Considero tudo um absurdo. Ganhar dinheiro em cima das biografias é um absurdo. São celebridades milionárias e o Brasil é um país de miseráveis. Será que o problema deles é falta de talento? Será que eles não estão conseguindo mais compor? Será que eles gostam da ditadura porque no regime militar eles compunham bem? Eu passei seis anos na Anistia Internacional em Londres defendendo presos políticos brasileiros, exilados e desaparecidos. Comparada com a ditadura de Pinochet, no Chile, ou de Videla, na Argentina, a brasileira não era nada, embora tenha sido duríssima. E, claro, produziu uma arte brasileira em que se falou por entrelinhas, em letras de músicas como “Cálice” (Pai/afasta de mim esse cálice) e “Sabiá” (Vou voltar/sei que ainda vou voltar), em alusão ao voto. Quando acabou a ditadura, cadê aquela genialidade toda? Abriram as gavetas e não tinha nada? É incrível como se compõe bem quando existe um grande inimigo comum. A arte escondida é uma arte genial.
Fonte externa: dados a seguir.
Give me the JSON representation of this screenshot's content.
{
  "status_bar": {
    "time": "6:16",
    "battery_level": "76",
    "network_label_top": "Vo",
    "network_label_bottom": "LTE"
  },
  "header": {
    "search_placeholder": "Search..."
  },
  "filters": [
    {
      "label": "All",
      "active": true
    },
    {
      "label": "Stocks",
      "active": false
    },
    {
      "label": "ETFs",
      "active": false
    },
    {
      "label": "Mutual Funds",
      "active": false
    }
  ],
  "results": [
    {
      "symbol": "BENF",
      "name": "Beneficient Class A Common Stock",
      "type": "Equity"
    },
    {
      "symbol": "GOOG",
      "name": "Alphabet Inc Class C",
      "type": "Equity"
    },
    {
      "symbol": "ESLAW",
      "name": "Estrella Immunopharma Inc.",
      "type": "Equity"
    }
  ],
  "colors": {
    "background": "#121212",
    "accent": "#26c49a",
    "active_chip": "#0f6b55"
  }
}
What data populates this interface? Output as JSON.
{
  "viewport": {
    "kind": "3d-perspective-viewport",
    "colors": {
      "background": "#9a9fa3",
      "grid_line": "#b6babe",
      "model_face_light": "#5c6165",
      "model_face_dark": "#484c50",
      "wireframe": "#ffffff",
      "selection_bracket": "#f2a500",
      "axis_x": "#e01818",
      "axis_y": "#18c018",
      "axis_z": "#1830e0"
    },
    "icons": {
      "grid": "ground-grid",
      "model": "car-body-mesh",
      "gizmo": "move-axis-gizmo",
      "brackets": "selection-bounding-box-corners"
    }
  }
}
É muito triste porque gosto imensamente deles, como pessoas e como artistas. Caetano Veloso é um dos maiores poetas do Brasil. Quando eu sentava com Samuel Beckett, em Paris, na década de 80, eu traduzia os poemas de Caetano para ele. Queria que ele entendesse quem era Caetano Veloso tal era o meu amor pela obra de Caetano. Dirigi show da Gal, “O Sorriso do Gato de Alice”, em 1994, no qual lidava com a obra de Caetano e de Gil o tempo todo. Degustava cada música 80 vezes por dia ensaiando a Gal e via mais brilhantismo ainda. “Nine out of ten”, “Vaca profana”, são lindíssimas. O tropicalismo é um grande movimento brasileiro, é uma das coisas mais importantes que aconteceram no País. Abasteceu o Brasil com brasileirismos maravilhosos. E agora vejo esse pessoal atrás de valores lavignianos? É nojento e triste. Essas pessoas, que eu achava que não tinham mais nada a perder, se defendem de uma forma puritana, boba, estúpida e imbecil não sei do que e mancham a própria biografia.